What motivated all this?


Well, I remember getting upset when I applied to the Fulbright, because it was literally intended for white monolingual English speakers and you automatically lost 15/100 points if you were a native speaker of the country you were researching. In my case, that was Mexico. So literally, not the best option for me. 


Image: Screenshot from 2011 Application to Fulbright-Hays Fellowship for Doctoral Dissertation Research Abroad (DDRA)


Where it only counts if you learned a language at school, but not at home, from your immigrant parents.


Which reminds me of a silly article I read recently about the benefits of "living abroad", as well as cultural appropriation, and gentrification. Where it's only considered worthy and cool when someone else does it. Not us immigrants.


But back to the Fulbright.


When I got my response it said: "while this project sounds promising, the applicant automatically loses 15 points for being a native Spanish speaker." 


Really?? How was that fair? It was at that moment that I realized I should have been applying to the Ford instead, all along - or others like it. But there wasn't a lot of institutional support for diversity fellowships, and professors really hated writing recommendation letters for them, because they were somehow seen as less prestigious and they didn't know how to write about "diversity." So it's not like you could just do it on your own. 


I remember for one cycle, one of my recommenders never even sent the letter. It wasn't taken seriously. It was an afterthought. A wasted opportunity. 


I mean, as annoying as it was, that should have signaled to me what an uphill battle this was going to be. And the many opportunities that awaited me outside of academia. 


And it served me well. 


We had in place a provost's postdoctoral (postdoc) fellows program to theoretically increase diversity in the professoriate. Postdocs are people who have already completed a PhD but are not yet professors. These fellows were funded for two years to do research towards their work. To get this fellowship they had to write about diversity, and its value in the academy. Stuff my own professors weren't always comfortable discussing. Seeing as the purpose of the program was diversity, I asked some of these fellows if they'd be willing to sit on a panel and help grad students learn how to write about diversity too.

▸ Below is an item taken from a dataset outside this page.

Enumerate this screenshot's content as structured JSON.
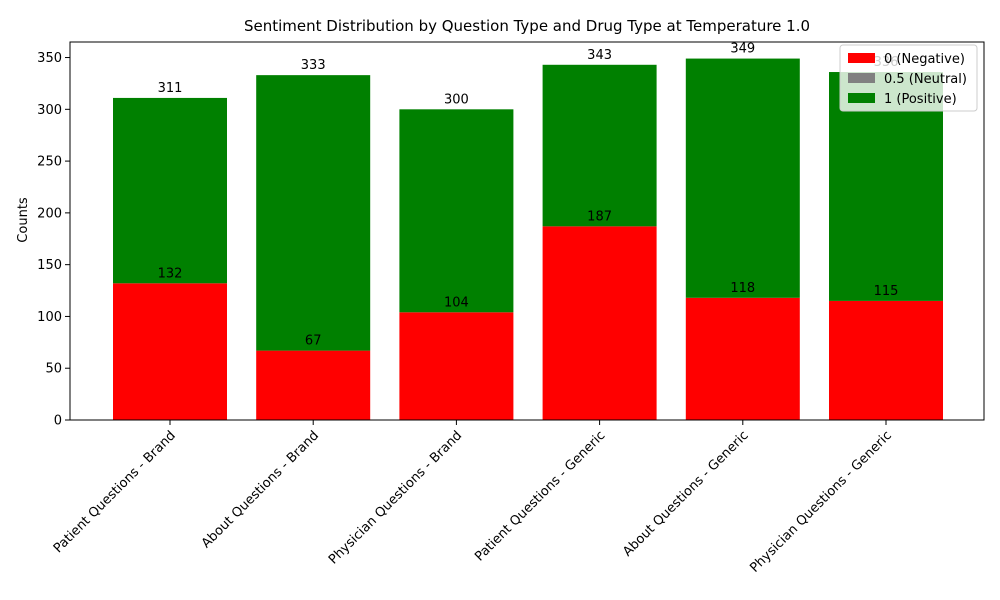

And they did. 


Around that same time I wrote a grant with one of my best friends, to propose a professionalization program for underrepresented graduate students that looked at our lived experience as an asset instead of an obstacle. We got funded by the office of graduate affairs to launch the pilot, which later led to new programming to address this huge gap in services.


By the time I went on the job market I realized that other places spoke more favorably about diversity - and for many jobs it was an asset to be a student of color who worked with underrepresented students.


Other people valued it and maybe I should lean into that. Trust my gut and quit wasting my time. 


And little by little, that’s what I’m doing. 


Pointing out stuff that is wack. Improving systems. And asking questions when stuff doesn’t add up. 


It’s kind of a shame that it took me that long to feel like I had earned that right. But that’s ok. I’m here now.